Setelah mengambil gelar Al Khalil, malaikat itu bertanya kepada Allah, berkata, “Ya Tuhanku, mengapa kamu menjadikan Ibrahim kekasihmu? Bahkan jika dia sibuk dengan kekayaan dan keluarganya? ” Allah berfirman, “Jangan menilai hamba-Ku Ibrahim dari luar, tetapi lihatlah hati dan amalannya!”
Untuk membuat pernyataan Allah ini menjadi kenyataan, Allah mengizinkan para malaikat untuk menguji iman dan ketakwaan Nabi Ibrahim. Harta dan keluarganya tidak mengabaikan ketaatan kepada Allah.
Menurut kitab Mishkatul Anwar, Nabi Ibrahim memiliki 1.000 domba, 300 lembu, dan 100 unta.
Sedangkan menurut laporan lain, kekayaan nabi Ibrahim mencapai 12.000 ekor sapi. Dia dianggap sebagai miliarder di zamannya.

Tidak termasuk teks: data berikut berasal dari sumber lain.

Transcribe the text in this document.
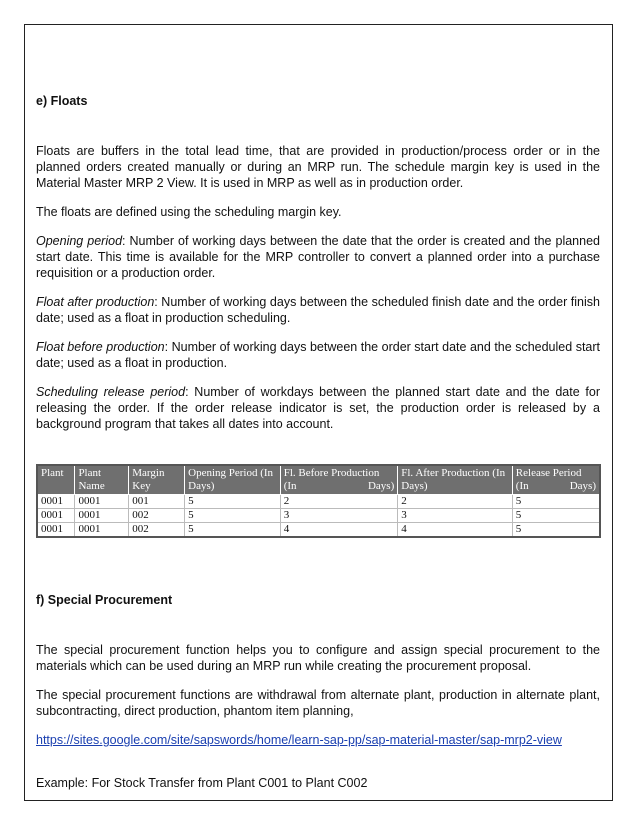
e) Floats

Floats are buffers in the total lead time, that are provided in production/process order or in the planned orders created manually or during an MRP run. The schedule margin key is used in the Material Master MRP 2 View. It is used in MRP as well as in production order.

The floats are defined using the scheduling margin key.

Opening period: Number of working days between the date that the order is created and the planned start date. This time is available for the MRP controller to convert a planned order into a purchase requisition or a production order.

Float after production: Number of working days between the scheduled finish date and the order finish date; used as a float in production scheduling.

Float before production: Number of working days between the order start date and the scheduled start date; used as a float in production.

Scheduling release period: Number of workdays between the planned start date and the date for releasing the order. If the order release indicator is set, the production order is released by a background program that takes all dates into account.

Plant	Plant Name	Margin Key	Opening Period (In Days)	Fl. Before Production (In Days)	Fl. After Production (In Days)	Release Period (In Days)
0001	0001	001	5	2	2	5
0001	0001	002	5	3	3	5
0001	0001	002	5	4	4	5
f) Special Procurement

The special procurement function helps you to configure and assign special procurement to the materials which can be used during an MRP run while creating the procurement proposal.

The special procurement functions are withdrawal from alternate plant, production in alternate plant, subcontracting, direct production, phantom item planning,

https://sites.google.com/site/sapswords/home/learn-sap-pp/sap-material-master/sap-mrp2-view

Example: For Stock Transfer from Plant C001 to Plant C002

suatu ketika seseorang bertanya kepada Nabi Ibrahim, “Sapi siapa ini?” Kemudian dia berkata, “Itu milik Allah, tapi sekarang di titipkan terhadap ku. dan Ketika Allah berkehendak, saya tinggalkan semuanya. Bukan hanya ternak, tetapi jika Allah meminta saya untuk putra kesayangan saya Ismail, saya akan meninggalkannya.
Kita harus melihat ketaatan Nabi Ibrahim beliau begitu teruji,tangguh dan iklhas selayaknya kita manusia membutuhkan panutan maka pantas apa bila kita mencontoh beliau, sekiranya sedikit demi sedikit kita belajar dari teladan beliau sehingga suatu saat kita bisa menjadi manusia yang lebih baik.